15. Configuring QoS for RDMA Traffic: - Commands: bash sudo tc qdisc add dev eth0 root handle 1: htb default 10 sudo tc class add dev eth0 parent 1:1 classid 1:10 htb rate 10Gbit sudo tc filter add dev eth0 protocol ip parent 1:0 prio 1 u32 match ip dport 4791 0xffff flowid 1:10 - Purpose: Sets up Quality of Service (QoS) to prioritize RDMA traffic.

16. Setting up RDMA Multicast: - Command: sudo ib_mcjoin -v <multicast_group> - Purpose: Joins an RDMA multicast group.

17. Monitoring RDMA Traffic: - Command: sudo perfquery -a - Purpose: Monitors the performance and statistics of RDMA traffic.

Advanced Performance Benchmarking

1. Using rocblas-bench for BLAS Performance

Installing rocBLAS:

  • Command: sudo apt install -y rocblas
  • Purpose: Installs the rocBLAS library for BLAS (Basic Linear Algebra Subprograms) operations.

Running rocblas-bench:

  • Command:
    rocblas-bench -f gemm -r f32_r -m 4096 -n 4096 -k 4096 --a_type f32_r --b_type f32_r --c_type f32_r --d_type f32_r --alpha 1 --beta 0
  • Purpose: Benchmarks the General Matrix Multiply (GEMM) operation for single-precision floating-point numbers.

Using rocFFT for FFT Performance

2. Installing rocFFT:

  • Command: sudo apt install -y rocfft
  • Purpose: Installs the rocFFT library for Fast Fourier Transform (FFT) operations.

Running rocFFT Benchmarks:

  • Command:
    /opt/rocm/bin/rocfft-bench -n 1000 -b 2048 -p single -t complex_forward
  • Purpose: Benchmarks the FFT operation for single-precision complex numbers.

Using RVS (ROCm Validation Suite)

3. Installing RVS:

  • Command: sudo apt install -y rocm-validation-suite
  • Purpose: Installs the ROCm Validation Suite (RVS) for stress testing and validation.

Example Configuration for RVS Stress Test:

Creating stress.json:

  • Configuration:
    {
      "stress": {
        "device": ["all"],
        "count": 1,
        "duration": 5000,
        "metrics": ["gpu_busy", "mem_busy"]
      }
    }
  • Purpose: Specifies the stress test parameters for all available GPUs, running for 5000 milliseconds and measuring GPU and memory busy metrics.

Running the Stress Test:

  • Command: sudo rvs -c stress.json
  • Purpose: Executes a stress test based on the configuration in stress.json.

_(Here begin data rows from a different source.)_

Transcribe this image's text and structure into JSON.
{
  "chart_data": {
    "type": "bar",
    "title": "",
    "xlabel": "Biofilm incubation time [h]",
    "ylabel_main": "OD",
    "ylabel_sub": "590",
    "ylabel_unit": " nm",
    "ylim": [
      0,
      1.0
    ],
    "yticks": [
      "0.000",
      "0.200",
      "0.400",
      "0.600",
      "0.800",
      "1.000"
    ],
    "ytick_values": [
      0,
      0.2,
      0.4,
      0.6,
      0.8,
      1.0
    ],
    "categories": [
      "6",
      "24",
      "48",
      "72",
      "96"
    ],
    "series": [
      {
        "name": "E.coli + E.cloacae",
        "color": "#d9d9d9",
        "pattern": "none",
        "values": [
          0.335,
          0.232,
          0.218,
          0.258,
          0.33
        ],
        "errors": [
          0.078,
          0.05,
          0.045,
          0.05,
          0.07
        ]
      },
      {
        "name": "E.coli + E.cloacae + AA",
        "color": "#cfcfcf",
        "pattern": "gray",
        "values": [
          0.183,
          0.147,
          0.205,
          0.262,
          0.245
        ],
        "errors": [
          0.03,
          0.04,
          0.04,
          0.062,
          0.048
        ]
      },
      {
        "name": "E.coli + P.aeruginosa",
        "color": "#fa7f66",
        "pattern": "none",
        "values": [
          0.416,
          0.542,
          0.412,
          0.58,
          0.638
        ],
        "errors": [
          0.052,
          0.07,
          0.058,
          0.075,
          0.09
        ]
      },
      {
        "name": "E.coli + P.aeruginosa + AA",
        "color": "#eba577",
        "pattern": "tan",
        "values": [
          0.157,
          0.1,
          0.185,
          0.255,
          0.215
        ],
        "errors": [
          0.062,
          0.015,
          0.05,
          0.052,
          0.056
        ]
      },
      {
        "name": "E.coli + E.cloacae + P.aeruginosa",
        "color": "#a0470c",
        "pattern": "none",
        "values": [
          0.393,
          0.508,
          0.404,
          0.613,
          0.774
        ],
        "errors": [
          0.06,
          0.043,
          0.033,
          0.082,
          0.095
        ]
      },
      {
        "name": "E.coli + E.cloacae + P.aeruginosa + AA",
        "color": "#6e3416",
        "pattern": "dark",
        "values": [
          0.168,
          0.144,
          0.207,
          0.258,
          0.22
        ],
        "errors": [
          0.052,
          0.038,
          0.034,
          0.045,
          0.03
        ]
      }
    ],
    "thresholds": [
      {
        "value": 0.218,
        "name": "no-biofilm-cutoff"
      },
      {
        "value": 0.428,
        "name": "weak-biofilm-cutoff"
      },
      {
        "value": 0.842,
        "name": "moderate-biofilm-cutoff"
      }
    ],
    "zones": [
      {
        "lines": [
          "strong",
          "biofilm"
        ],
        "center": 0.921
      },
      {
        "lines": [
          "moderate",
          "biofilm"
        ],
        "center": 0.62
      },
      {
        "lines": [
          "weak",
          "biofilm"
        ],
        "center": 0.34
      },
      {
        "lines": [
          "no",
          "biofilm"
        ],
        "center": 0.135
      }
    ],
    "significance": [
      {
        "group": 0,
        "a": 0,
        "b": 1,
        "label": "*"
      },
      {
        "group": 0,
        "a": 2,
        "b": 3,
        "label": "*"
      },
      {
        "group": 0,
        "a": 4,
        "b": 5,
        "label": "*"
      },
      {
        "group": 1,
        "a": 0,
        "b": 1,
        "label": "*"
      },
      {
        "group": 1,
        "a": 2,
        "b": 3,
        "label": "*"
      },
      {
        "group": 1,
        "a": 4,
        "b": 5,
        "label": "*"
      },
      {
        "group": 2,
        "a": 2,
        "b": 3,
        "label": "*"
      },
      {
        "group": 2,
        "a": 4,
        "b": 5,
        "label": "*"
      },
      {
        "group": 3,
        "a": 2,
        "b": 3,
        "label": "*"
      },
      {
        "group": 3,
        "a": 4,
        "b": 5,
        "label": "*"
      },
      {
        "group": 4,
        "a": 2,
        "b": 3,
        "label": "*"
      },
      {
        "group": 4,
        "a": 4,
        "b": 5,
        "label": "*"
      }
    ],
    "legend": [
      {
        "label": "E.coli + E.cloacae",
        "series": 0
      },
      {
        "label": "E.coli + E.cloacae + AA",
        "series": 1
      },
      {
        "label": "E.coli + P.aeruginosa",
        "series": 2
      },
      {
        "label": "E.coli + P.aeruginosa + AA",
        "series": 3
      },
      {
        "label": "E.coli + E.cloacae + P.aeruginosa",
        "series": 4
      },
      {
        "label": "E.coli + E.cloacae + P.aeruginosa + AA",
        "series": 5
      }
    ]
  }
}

Custom Performance Scripts

4. Writing a Custom Benchmark Script:

Example Script:

  • Script:
    #!/bin/bash
    
    # Set environment variables for ROCm
    export ROCM_PATH=/opt/rocm
    export PATH=$ROCM_PATH/bin:$PATH
    export LD_LIBRARY_PATH=$ROCM_PATH/lib:$LD_LIBRARY_PATH
    
    # Run rocminfo
    echo "Running rocminfo..."
    /opt/rocm/bin/rocminfo
    
    # Run rocprof on a HIP program
    echo "Profiling HIP program..."
    rocprof --hip-trace ./my_program
    
    # Run rocBLAS benchmark
    echo "Running rocBLAS GEMM benchmark..."
    rocblas-bench -f gemm -r f32_r -m 4096 -n 4096 -k 4096 --a_type f32_r --b_type f32_r --c_type f32_r --d_type f32_r --alpha 1 --beta 0
    
    # Run rocFFT benchmark
    echo "Running rocFFT benchmark..."
    /opt/rocm/bin/rocfft-bench -n 1000 -b 2048 -p single -t complex_forward
    
    # Configure RDMA
    echo "Configuring RDMA..."
    sudo modprobe mlx4_ib
    sudo modprobe rdma_ucm
    sudo modprobe ib_ipoib
    sudo rdma link add rxe0 type rxe netdev eth0
    sudo ip link set rxe0 up
    
    # Run RDMA bandwidth test
    echo "Running RDMA bandwidth test..."
    ib_send_bw -d mlx5_0 -I 1
    
    # Run RDMA latency test
    echo "Running RDMA latency test..."
    ib_send_lat -d mlx5_0 -I 1
    
    # Run RVS stress test
    echo "Running RVS stress test..."
    sudo rvs -c stress.json

Running the Custom Script:

  • Commands:
    chmod +x custom_benchmark.sh
    ./custom_benchmark.sh
  • Purpose: Grants execute permission to the custom script and runs it, executing a series of benchmarks and configurations.